Cylindrical punch with rounded edge: punch

Prepared by Philip Cardiff and Ivan Batistić

Tutorial Aims

  • Demonstrate the solver performance when solving contact problems in small deformation settings;
  • Demonstrate the process of meshing multiple bodies using the cartesianMesh utility.

Case Overview

In this example, a cylindrical punch is pressed into an elastic cylindrical foundation (Figure 1). This case is proposed as a contact mechanics benchmark by the National Agency for Finite Element Methods and Standards (NAFEMS) [1]. The material properties of the punch are similar to steel (\(E_p = 210\) GPa, \(\nu_p = 0.3\)), whereas the foundation has aluminium properties (\(E_f = 70\) GPa, \(\nu_f = 0.3\)). The punch is loaded with a uniform pressure distribution at its top surface \(p = 100\) MPa. The bottom surface of the elastic foundation is fixed. Friction is considered, and the coefficient of friction is set to \(\mu=0.1\). The problem is solved with one load increment, neglecting inertia and gravity effects. The case can be solved using an axisymmetric computational model; however, the setup herein considers a 3-D model with symmetries.

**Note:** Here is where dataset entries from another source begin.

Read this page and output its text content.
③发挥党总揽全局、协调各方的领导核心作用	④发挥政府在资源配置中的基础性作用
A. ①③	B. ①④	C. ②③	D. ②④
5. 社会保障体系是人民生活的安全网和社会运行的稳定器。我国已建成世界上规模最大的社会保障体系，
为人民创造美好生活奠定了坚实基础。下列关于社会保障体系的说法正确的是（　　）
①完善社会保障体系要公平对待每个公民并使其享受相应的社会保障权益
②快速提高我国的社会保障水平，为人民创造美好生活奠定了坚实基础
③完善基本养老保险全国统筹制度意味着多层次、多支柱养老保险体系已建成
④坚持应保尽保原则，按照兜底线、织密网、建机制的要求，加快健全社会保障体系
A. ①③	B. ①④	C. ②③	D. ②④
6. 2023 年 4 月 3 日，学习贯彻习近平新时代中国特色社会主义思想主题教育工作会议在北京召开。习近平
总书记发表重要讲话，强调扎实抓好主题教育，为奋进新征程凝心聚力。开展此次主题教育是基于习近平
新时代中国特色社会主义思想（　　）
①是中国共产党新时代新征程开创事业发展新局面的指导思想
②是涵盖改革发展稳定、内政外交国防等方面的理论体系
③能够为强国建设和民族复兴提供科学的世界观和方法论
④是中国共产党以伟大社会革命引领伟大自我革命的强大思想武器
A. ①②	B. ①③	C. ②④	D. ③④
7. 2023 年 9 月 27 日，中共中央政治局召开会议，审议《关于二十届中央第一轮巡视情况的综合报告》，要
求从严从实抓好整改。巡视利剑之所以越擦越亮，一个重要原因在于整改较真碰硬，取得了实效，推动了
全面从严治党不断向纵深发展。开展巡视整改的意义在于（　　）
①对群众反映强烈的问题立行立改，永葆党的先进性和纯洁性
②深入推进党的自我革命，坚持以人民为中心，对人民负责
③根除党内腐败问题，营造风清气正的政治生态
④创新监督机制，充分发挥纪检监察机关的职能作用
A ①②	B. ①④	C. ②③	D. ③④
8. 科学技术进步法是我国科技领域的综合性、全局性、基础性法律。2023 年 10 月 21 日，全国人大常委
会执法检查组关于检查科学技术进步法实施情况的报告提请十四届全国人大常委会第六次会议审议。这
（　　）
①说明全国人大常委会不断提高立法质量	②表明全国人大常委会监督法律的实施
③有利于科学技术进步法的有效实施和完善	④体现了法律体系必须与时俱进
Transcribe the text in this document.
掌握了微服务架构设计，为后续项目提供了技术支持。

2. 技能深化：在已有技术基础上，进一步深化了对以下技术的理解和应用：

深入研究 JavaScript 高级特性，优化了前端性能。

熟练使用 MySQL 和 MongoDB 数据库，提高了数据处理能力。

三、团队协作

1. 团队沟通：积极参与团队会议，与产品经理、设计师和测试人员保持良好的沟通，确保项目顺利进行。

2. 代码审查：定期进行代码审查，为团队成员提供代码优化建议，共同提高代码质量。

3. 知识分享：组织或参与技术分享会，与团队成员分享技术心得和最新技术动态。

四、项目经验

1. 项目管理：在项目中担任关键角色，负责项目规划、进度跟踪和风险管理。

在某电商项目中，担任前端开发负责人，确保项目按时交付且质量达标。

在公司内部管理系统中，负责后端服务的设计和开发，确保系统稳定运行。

Figure 1: Problem geometry [2, 3]

Expected Results

The resulting displacement and stress fields are expected to be axisymmetric. At the edge of the contact region, a stress peak can be expected due to the singular pressure distribution. More precisely, the cylinder fillet radius is too small to avoid having a geometric discontinuity causing a singular pressure distribution. This means peak contact pressures increase at this location with increasing mesh density; however, note that displacement fields converge to a mesh-independent solution.

Figure 2 shows the convergence of axial displacement, radial displacement, and contact pressure as the mesh is refined [2]. The solids4foam results match well with results reported in the literature [1].

Figure 2: Radial and axial displacement predictions; contact pressure distribution [2]

Running the Case

The tutorial case is located at solids4foam/tutorials/solids/linearElasticity/punch. The case can be run using the included Allrun script, i.e. > ./Allrun. In this case, the Allrun script consists of the following steps:

  • Creating the punch mesh:
    cp system/punch_top/meshDict system/meshDict
    solids4Foam::runApplication -s punch_top cartesianMesh
    mkdir constant/punch_top
    mv constant/polyMesh constant/punch_top/
  • Creating the bottom mesh:
    cp system/punch_bottom/meshDict system/meshDict
    solids4Foam::runApplication -s punch_bottom cartesianMesh
  • Merging two meshes (this is done because cfMesh cannot make meshes for separate bodies at once):
    solids4Foam::runApplication mergeMeshes . . -addRegion punch_top -noFunctionObjects
  • Scaling mesh:
    transformPoints -scale "(0.001 0.001 0.001)" >& log.transformPoints
  • Creating patches and naming them:
    solids4Foam::runApplication autoPatch 45 -overwrite
    solids4Foam::runApplication createPatch -overwrite
    solids4Foam::runApplication splitPatch -overwrite
  • Creating cell zones for the punch and foundation (bottom region) so different material properties can be assigned:
    solids4Foam::runApplication setSet -batch batch.setSet
    solids4Foam::runApplication setsToZones
  • Running the case:

    solids4Foam::runApplication solids4Foam


[1] A. Konter, FENet (Project), and National Agency for Finite Element Methods & Standards (Great Britain), Advanced Finite Element Contact Benchmarks. NAFEMS Limited, 2006.

[2] P. Cardiff, A. Karač, P. De Jaeger, H. Jasak, J. Nagy, A. Ivanković, and Ž. Tuković, "An open-source finite volume toolbox for solid mechanics and fluid-solid interaction simulations," arXiv preprint arXiv:1808.10736, 2018.

[4] I. Batistić, P. Cardiff, and Ž. Tuković, "A finite volume penalty based segment-to-segment method for frictional contact problems," Applied Mathematical Modelling, vol. 101, pp. 673–693, 2022.